1. Exercise 12.1.
As an example of seasonal decomposition, let’s model monthly average surface temperatures in the United States. We’ll use a dataset from Our World in Data that includes "temperature [in Celsius] of the air measured 2 meters above the ground, encompassing land, sea, and in-land water surfaces," for most countries in the world from 1950 to 2024. Instructions for downloading the data are in the notebook for this chapter.
# The following cell downloads data prepared by Our World in Data,
# which I Downloaded September 18, 2024
# from https://ourworldindata.org/grapher/average-monthly-surface-temperature
# Based on modified data from Copernicus Climate Change Service information (2019)
# with "major processing" by Our World in Data
filename = "monthly-average-surface-temperatures-by-year.csv"
download("https://github.com/AllenDowney/ThinkStats/raw/v3/data/" + filename)

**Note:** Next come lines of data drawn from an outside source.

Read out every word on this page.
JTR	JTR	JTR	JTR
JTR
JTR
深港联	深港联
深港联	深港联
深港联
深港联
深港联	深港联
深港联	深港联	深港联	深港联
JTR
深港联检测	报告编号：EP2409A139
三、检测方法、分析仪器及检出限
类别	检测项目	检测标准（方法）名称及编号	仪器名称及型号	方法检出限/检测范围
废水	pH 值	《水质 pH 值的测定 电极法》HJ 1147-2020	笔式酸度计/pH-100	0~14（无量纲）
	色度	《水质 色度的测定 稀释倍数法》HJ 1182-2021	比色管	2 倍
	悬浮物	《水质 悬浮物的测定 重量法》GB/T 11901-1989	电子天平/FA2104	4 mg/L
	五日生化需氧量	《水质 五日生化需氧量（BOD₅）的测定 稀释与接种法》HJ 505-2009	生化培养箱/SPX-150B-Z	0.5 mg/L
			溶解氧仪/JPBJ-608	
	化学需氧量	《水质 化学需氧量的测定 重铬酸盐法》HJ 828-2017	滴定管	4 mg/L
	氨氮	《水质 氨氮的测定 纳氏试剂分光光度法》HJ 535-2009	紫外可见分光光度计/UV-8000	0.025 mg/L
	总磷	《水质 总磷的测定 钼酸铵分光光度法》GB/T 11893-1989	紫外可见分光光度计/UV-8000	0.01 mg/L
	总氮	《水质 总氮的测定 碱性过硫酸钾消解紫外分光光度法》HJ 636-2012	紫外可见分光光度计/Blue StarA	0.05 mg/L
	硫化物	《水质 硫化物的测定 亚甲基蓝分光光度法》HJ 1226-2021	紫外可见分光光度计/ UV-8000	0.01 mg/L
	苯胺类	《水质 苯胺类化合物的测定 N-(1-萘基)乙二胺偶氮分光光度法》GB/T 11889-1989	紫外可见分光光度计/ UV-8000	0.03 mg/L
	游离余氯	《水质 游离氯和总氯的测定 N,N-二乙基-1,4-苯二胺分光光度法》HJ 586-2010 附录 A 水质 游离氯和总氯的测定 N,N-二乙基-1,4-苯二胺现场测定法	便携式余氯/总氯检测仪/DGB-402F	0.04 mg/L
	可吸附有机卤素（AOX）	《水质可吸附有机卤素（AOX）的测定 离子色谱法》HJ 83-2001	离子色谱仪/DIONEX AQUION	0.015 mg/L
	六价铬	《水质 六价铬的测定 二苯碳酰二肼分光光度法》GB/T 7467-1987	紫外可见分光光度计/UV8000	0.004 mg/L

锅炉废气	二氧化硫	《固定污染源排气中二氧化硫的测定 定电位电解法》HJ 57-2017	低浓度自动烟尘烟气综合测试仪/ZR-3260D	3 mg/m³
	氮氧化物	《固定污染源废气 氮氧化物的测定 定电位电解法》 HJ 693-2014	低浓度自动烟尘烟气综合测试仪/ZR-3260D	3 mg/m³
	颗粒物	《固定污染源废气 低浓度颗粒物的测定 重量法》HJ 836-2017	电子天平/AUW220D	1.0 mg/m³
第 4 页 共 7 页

We can read the data like this.
temp = pd.read_csv("monthly-average-surface-temperatures-by-year.csv")
$ temp.head()
Entity Code Year 2024 2023 2022 2021 \
0 Afghanistan AFG 1 3.300064 -4.335608 -0.322859 -1.001608
1 Afghanistan AFG 2 1.024550 4.187041 2.165870 5.688000
2 Afghanistan AFG 3 5.843506 10.105444 10.483686 9.777976
3 Afghanistan AFG 4 11.627398 14.277164 17.227650 15.168276
4 Afghanistan AFG 5 18.957850 19.078170 19.962734 19.885902
2020 2019 2018 ... 1959 1958 1956 \
0 -2.560545 0.585145 1.042471 ... -2.333814 0.576404 -3.351925
1 2.880046 0.068664 3.622793 ... -1.545529 0.264962 0.455350
2 6.916731 5.758049 10.794412 ... 5.942937 7.716459 5.090270
3 12.686832 13.838840 14.321226 ... 13.752827 14.712909 11.982360
4 18.884047 18.461287 18.100782 ... 17.388723 16.352045 20.125462
1954 1952 1957 1955 1953 1951 1950
0 -2.276692 -2.812619 -4.239172 -2.191683 -2.915993 -3.126317 -2.655707
1 -0.304205 0.798226 -2.747945 1.999074 1.983414 -2.642800 -3.996040
2 4.357703 4.796146 4.434027 7.066073 4.590406 3.054388 3.491112
3 12.155265 13.119270 8.263829 10.418768 11.087193 9.682878 8.332797
4 18.432117 17.614851 15.505956 15.599709 17.865084 17.095737 17.329062
[5 rows x 78 columns]
The following cell selects data for the United States from 2001 to the end of the series and packs it into a Pandas
Series.
temp_us = temp.query("Code == 'USA'")
columns = [str(year) for year in range(2000, 2025)]
temp_series = temp_us.loc[:, columns].transpose().stack()
temp_series.index = pd.date_range(start="2000-01", periods=len(temp_series), freq="ME")
Here’s what it looks like.
temp_series.plot(label="monthly average", **actual_options)
decorate(ylabel="Surface temperature (degC)")

Not surprisingly, there is a strong seasonal pattern. Compute an additive seasonal decomposition with a period of 12 months. Fit a linear model to the trend line. What is the average annual increase in surface temperature during this interval? If you are curious, repeat this analysis with other intervals or data from other countries.